Mr President posted:
Thanks for your concern but I didn't make up these sentences. This is the text where I have got the second sentence.
Yes, Mr. P. One of our members actually shared that text with me in e-mail after you asked your question. Please review our policy on the use of quotations. Whenever you quote something on this forum, you must show that you are quoting it (by using quotation marks or a quote box) and cite the source.
You'll notice that the sentence you asked about is not identical to the sentence in the quotation. "And hated publicity" has been changed to "as he hated publicity." Is it possible that you or whoever inspired you to start a thread about this thought that the sentence would be better with that change?
Whether or not that change was intentional, I am saying that "wished that people had left him alone" would be better phrased as "wished that people would leave him alone." The sentence doesn't mean to be saying that he had a past wish about something further in the past, but that's what it says in spite of itself.

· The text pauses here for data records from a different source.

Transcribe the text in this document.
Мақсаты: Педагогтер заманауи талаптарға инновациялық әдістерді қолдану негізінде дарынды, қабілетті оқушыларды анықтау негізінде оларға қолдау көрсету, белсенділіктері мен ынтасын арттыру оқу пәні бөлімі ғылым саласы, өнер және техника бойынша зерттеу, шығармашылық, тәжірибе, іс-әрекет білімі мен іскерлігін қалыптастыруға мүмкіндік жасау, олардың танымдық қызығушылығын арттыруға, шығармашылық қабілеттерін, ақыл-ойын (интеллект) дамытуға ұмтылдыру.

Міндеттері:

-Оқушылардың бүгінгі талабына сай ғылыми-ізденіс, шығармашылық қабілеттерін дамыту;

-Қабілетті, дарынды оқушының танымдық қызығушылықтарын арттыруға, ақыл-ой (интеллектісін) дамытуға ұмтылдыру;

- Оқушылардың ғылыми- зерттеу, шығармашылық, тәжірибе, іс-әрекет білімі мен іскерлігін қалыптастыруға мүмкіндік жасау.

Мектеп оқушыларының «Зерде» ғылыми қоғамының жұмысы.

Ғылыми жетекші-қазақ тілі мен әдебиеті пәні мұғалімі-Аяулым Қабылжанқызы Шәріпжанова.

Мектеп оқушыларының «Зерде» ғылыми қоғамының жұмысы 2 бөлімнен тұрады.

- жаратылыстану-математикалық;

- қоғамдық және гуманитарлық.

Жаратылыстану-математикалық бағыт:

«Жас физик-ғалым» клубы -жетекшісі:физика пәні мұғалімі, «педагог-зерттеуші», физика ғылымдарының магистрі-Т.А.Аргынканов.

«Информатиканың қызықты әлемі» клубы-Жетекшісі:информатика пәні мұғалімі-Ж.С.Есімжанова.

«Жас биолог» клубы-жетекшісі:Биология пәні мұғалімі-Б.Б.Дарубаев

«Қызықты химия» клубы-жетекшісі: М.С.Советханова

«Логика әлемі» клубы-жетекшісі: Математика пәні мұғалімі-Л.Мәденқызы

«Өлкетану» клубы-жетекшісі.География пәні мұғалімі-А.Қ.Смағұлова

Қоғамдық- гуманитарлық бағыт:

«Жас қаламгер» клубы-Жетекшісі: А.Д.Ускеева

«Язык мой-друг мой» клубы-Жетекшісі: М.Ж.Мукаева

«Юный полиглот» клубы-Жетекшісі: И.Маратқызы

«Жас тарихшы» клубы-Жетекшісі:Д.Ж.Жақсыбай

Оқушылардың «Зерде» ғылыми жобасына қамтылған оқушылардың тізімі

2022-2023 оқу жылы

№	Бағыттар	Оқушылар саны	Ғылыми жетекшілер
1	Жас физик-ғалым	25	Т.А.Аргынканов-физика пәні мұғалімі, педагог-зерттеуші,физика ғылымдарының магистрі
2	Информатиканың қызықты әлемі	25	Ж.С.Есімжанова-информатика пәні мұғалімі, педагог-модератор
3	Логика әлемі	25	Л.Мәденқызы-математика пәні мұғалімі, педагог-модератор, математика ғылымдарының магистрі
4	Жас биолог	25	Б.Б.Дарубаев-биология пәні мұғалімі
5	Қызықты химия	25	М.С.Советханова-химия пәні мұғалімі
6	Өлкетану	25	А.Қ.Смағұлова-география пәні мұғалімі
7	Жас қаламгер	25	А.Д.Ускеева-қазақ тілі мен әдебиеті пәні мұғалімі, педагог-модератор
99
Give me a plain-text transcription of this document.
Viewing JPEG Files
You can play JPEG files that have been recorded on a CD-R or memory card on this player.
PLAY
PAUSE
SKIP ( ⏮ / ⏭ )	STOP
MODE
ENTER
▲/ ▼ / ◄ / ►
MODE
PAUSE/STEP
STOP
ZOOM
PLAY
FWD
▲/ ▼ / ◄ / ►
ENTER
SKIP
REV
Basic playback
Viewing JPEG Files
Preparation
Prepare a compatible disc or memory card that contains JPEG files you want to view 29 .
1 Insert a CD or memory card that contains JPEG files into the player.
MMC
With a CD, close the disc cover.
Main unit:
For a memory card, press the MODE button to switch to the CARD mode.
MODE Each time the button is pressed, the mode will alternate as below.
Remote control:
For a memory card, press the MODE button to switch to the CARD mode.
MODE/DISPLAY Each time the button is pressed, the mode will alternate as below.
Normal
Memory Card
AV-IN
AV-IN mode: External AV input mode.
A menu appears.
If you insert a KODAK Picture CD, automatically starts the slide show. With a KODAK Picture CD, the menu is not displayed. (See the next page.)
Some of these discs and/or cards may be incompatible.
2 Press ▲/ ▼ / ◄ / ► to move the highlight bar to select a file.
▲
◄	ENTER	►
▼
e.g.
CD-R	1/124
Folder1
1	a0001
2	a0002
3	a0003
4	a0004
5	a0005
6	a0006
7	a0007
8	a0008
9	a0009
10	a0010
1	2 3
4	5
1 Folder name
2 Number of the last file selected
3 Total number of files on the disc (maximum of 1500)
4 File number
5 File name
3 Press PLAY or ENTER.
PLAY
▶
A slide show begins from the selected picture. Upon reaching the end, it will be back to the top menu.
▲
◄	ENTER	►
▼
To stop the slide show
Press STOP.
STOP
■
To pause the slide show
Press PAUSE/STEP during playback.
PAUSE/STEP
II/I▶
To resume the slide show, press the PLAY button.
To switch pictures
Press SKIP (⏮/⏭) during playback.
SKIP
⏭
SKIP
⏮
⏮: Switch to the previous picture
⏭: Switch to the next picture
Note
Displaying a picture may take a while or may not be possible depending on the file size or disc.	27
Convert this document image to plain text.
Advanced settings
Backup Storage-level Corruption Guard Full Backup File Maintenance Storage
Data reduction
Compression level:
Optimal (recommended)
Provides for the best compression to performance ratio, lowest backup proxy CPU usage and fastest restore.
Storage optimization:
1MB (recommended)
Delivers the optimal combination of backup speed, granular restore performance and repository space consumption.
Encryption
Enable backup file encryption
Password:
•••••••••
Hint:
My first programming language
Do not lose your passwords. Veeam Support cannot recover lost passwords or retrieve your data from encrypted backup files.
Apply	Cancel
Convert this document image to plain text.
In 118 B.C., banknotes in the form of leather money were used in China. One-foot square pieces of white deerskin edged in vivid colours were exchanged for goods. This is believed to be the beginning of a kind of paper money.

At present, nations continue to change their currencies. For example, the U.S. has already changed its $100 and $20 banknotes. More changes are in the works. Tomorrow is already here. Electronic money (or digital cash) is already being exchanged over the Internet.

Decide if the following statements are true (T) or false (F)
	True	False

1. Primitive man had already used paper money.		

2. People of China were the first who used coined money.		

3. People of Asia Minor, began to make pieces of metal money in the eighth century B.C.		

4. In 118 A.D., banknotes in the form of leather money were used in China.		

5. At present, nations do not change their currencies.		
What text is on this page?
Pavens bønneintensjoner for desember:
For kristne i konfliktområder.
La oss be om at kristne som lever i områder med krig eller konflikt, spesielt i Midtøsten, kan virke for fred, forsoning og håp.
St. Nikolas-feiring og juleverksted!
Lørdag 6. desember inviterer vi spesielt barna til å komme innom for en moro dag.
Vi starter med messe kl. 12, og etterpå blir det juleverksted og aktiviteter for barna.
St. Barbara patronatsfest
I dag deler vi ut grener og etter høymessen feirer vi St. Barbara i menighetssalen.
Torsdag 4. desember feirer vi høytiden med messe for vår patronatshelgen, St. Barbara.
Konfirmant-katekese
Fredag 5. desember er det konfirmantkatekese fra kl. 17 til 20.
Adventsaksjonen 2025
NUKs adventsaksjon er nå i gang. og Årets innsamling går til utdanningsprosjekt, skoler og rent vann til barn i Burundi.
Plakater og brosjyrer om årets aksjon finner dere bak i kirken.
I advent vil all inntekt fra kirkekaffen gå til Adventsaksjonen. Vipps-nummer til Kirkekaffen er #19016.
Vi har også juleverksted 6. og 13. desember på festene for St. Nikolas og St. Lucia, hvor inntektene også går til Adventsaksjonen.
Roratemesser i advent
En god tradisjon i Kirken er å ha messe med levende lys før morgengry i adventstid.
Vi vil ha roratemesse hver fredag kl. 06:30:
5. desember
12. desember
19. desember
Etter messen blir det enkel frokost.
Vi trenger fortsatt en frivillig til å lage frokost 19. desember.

Let me illustrate this with another example. Suppose I am telling you about a time when I couldn't drive through an intersection. At that time, I might have said: "I wish they would let me through the intersection." Similarly, in reporting that past wish, I'd say: "I wished they would let me through."
It would NOT make sense for me to report that wish by saying, "I wished they had let me through the intersection," just as it would NOT have made sense at the time for me to say, "I wish they had let me through the intersection." I mean to be talking about that time, not about some time prior to that time.
On the other hand, I could say in the present, "I wish they had let me through that intersection" -- because their not letting me through the intersection is now in the past. Similarly, in the future, I could refer back to the present (now) and say, "I wished [t0-1] they had let me through the intersection [t0-2]."